Marvin Heiferman | Essays

Mary Ellen Mark, 1940–2015

Copyright © 1963-2015 Mary Ellen Mark

Mary Ellen Mark, the noted photojournalist, died on Monday, May 25, 2015 at the age of 75. Known for her heartfelt and compassionate work, Mark consistently produced remarkable images throughout a career that spanned decades and as photography and photojournalism underwent radical change.

Mark worked often and on assignment for leading publications including LIFE, the New York Times Magazine, The New Yorker, Rolling Stone, and Vanity Fair. But more importantly, it was her personal projects, many of which explored the lives and vulnerabilities of women in trying circumstances, that would define her as artist and communicator. Among them were: Ward 81, black and white photographs of women confined to a maximum-security ward in an Oregon state mental hospital; Falkland Road, raucous color photographs of prostitutes living and working in Bombay that she made between 1978-9; and Streetwise, an insightful book that grew out of a LIFE magazine assignment, later evolved into a Oscar-nominated documentary film, and tracked the lives of runaways on the streets of Seattle, then known as America’s most "livable" city.

Mark was confident, passionate, determined, and worked long and successfully in a photographic industry largely dominated by men. She started out on a path that had been cleared, to a certain degree, by powerhouse image makers such as Margaret Bourke White and Eve Arnold. But it was Mark’s tenacious immersion in and sensitivity to the narratives of people’s lives that ultimately gave her work its startling sense of intimacy. Interestingly, it was those same nuanced qualities that led to her being hired to shoot on the sets of films such as Apocalypse Now, One Flew Over the Cookoo’s Nest, and Fellini’s Satyricon, as well as for numerous and prestigious advertising campaigns.

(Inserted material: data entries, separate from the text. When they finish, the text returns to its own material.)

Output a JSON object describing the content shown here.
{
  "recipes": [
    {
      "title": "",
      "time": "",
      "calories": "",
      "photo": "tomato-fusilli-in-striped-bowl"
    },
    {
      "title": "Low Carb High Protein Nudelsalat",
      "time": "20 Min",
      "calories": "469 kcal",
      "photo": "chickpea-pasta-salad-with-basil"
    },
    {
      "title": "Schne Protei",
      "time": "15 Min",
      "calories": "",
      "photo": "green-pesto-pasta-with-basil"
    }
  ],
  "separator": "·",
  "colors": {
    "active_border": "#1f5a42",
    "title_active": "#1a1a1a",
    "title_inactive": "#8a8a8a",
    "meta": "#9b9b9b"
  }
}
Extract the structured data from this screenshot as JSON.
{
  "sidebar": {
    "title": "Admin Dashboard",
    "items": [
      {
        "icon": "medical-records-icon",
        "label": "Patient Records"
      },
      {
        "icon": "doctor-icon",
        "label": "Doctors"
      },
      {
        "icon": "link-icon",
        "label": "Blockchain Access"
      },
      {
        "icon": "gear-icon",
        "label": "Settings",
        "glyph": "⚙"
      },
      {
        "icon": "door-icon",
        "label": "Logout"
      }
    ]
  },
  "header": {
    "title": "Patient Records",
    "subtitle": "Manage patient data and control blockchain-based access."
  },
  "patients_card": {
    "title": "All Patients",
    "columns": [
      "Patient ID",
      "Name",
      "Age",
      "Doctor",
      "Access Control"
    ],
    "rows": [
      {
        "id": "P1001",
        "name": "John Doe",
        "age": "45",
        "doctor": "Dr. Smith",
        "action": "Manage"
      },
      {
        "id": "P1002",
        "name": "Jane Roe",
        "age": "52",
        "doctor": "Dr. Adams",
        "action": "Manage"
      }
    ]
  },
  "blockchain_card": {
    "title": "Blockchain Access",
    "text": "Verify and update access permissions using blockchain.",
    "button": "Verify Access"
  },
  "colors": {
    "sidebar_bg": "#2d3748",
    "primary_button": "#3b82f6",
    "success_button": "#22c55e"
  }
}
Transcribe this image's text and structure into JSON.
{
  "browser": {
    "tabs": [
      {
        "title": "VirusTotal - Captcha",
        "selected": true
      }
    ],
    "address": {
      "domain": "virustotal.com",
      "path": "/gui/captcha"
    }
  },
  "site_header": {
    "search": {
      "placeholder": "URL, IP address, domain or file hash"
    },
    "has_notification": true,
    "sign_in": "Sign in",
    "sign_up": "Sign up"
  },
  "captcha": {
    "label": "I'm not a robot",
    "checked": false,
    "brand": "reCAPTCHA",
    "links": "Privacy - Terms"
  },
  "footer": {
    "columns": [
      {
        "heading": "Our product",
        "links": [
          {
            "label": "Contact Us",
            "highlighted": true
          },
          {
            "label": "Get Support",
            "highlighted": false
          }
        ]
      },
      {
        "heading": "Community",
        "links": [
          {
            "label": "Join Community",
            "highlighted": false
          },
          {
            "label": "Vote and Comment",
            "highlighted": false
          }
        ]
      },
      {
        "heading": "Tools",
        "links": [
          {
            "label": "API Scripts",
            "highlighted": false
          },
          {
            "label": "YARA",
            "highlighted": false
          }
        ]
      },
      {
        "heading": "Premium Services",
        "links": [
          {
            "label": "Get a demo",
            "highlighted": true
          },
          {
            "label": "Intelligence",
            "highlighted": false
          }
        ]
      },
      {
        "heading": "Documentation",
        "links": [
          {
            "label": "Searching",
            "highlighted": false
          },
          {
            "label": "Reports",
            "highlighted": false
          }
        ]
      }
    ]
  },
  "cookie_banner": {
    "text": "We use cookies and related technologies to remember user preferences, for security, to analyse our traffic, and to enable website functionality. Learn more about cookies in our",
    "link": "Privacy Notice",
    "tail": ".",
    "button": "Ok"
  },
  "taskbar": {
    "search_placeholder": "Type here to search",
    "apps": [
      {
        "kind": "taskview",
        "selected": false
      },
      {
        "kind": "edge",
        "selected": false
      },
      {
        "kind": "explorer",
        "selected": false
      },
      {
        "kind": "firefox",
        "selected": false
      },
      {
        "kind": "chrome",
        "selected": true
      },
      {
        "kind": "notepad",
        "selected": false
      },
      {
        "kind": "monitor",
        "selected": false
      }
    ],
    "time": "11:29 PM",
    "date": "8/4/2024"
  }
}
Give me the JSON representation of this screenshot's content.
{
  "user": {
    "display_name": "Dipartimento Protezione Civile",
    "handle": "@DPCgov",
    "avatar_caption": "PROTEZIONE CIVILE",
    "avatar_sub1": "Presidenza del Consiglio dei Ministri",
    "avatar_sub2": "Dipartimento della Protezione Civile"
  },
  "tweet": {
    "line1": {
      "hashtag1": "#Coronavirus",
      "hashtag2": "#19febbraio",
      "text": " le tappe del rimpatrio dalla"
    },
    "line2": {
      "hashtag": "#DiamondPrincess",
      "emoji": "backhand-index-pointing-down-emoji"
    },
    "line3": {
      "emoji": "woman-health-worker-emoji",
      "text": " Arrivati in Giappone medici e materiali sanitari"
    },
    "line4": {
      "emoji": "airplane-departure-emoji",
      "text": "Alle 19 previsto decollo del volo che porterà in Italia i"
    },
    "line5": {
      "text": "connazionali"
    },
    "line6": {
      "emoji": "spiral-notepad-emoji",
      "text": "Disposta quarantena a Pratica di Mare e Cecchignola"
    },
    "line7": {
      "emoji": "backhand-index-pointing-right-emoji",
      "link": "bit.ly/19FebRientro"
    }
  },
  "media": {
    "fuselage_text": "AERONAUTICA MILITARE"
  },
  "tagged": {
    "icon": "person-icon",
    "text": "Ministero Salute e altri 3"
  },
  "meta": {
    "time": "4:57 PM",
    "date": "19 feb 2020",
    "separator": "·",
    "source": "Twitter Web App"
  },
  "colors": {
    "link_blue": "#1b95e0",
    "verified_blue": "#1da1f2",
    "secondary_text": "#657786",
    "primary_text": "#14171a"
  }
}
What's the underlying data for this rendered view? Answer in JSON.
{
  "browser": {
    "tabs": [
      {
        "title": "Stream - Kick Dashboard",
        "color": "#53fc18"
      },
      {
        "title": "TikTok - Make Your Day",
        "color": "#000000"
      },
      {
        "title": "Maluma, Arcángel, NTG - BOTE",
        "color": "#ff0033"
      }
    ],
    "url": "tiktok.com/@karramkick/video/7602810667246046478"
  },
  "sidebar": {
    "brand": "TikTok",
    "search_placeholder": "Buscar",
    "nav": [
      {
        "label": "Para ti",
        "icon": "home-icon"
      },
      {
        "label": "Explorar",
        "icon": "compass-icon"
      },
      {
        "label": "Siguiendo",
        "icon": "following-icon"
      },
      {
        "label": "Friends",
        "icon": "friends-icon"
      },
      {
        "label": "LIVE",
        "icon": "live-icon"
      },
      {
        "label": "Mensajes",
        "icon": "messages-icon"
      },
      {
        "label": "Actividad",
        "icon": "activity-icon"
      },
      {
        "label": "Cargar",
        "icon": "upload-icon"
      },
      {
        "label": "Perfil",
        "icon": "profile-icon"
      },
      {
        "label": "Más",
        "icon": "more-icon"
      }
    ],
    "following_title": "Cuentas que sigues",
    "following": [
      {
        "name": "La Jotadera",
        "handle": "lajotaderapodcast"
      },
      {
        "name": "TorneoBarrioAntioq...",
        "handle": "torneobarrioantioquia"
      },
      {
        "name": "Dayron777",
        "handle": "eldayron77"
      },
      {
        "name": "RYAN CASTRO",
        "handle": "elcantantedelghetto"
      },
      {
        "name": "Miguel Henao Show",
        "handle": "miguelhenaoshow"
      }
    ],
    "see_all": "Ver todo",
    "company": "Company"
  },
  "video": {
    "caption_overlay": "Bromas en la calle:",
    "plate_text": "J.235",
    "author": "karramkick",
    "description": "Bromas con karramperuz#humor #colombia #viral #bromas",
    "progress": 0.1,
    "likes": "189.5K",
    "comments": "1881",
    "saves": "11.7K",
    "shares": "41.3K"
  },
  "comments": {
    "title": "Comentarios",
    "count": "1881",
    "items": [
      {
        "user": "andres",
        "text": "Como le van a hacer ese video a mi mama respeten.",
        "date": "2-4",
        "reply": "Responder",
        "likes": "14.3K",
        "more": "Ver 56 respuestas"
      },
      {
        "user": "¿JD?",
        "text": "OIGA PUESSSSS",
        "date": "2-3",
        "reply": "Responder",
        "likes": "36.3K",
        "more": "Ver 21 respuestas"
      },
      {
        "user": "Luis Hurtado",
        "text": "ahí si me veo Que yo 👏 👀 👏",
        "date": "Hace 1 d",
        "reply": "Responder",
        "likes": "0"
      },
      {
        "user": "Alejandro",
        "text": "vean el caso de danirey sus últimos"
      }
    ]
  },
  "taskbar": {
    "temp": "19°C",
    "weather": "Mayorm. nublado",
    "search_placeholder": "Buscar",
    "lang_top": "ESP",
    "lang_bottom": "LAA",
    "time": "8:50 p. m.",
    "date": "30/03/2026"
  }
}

A striking and stylish woman, Mary Ellen Mark was as mesmerizing as the images she made and told stories about. Her sense of empathy with her subjects was unique; her sense of obligation to respect their individuality was strong. Ultimately and to lasting effect, Mark's ability to use photography to represent them, to give them both a voice and visibility in the world they might never have had otherwise, was even stronger.